Model Request and Response Formats
Every model function in Cloudera Machine Learning takes a single argument in the form of a JSON-encoded object, and returns another JSON-encoded object as output. This format ensures compatibility with any application accessing the model using the API, and gives you the flexibility to define how JSON data types map to your model's datatypes.
Model Requests
When making calls to a model, keep in mind that JSON is not suitable for very large requests and has high overhead for binary objects such as images or video. Consider calling the model with a reference to the image or video such as a URL instead of the object itself. Requests to models should not be more than 5 MB in size. Performance may degrade and memory usage increase for larger requests.

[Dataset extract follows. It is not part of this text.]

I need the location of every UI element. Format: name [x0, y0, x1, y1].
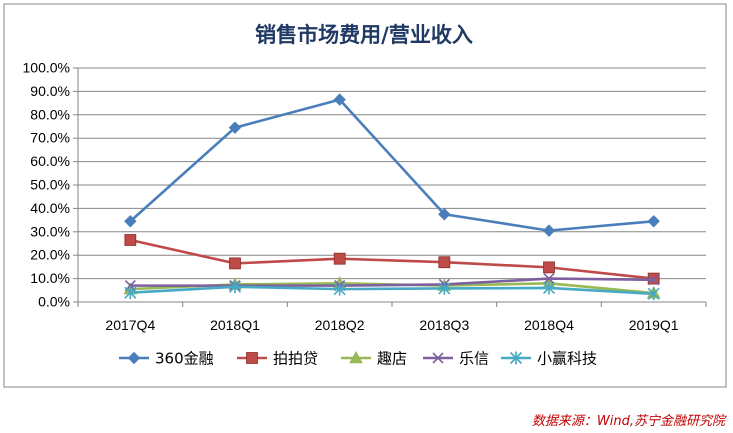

Ensure that the JSON request represents all objects in the request or response of a model call. For example, JSON does not natively support dates. In such cases consider passing dates as strings, for example in ISO-8601 format, instead.
For a simple example of how to pass JSON arguments to the model function and make calls to deployed model, see Creating and Deploying a Model.
Model Responses
Models return responses in the form of a JSON-encoded object. Model response times depend on how long it takes the model function to perform the computation needed to return a prediction. Model replicas can only process one request at a time. Concurrent requests are queued until a replica is available to process them.
When Cloudera Machine Learning receives a call request for a model,
it attempts to find a free replica that can answer the call. If the first arbitrarily selected
replica is busy, Cloudera Machine Learning will keep trying to contact a free replica
for 30 seconds. If no replica is available, Cloudera Machine Learning will return a
model.busy
error with HTTP status code 429 (Too Many Requests). If you see
such errors, re-deploy the model build with a higher number of replicas.
Model request timeout
You can set the model request timeout duration to a custom value. The default value is 30 seconds. The timeout can be changed if model requests might take more than 30 seconds.
- As an Admin user, open a CLI.
- At the prompt, execute the following command. Substitute
<value>
with the number of seconds to set.kubectl set env deployment model-proxy MODEL_REQUEST_TIMEOUT_SECONDS=<value> -n mlx
This edits the kubeconfig file and sets a new value for the timeout duration.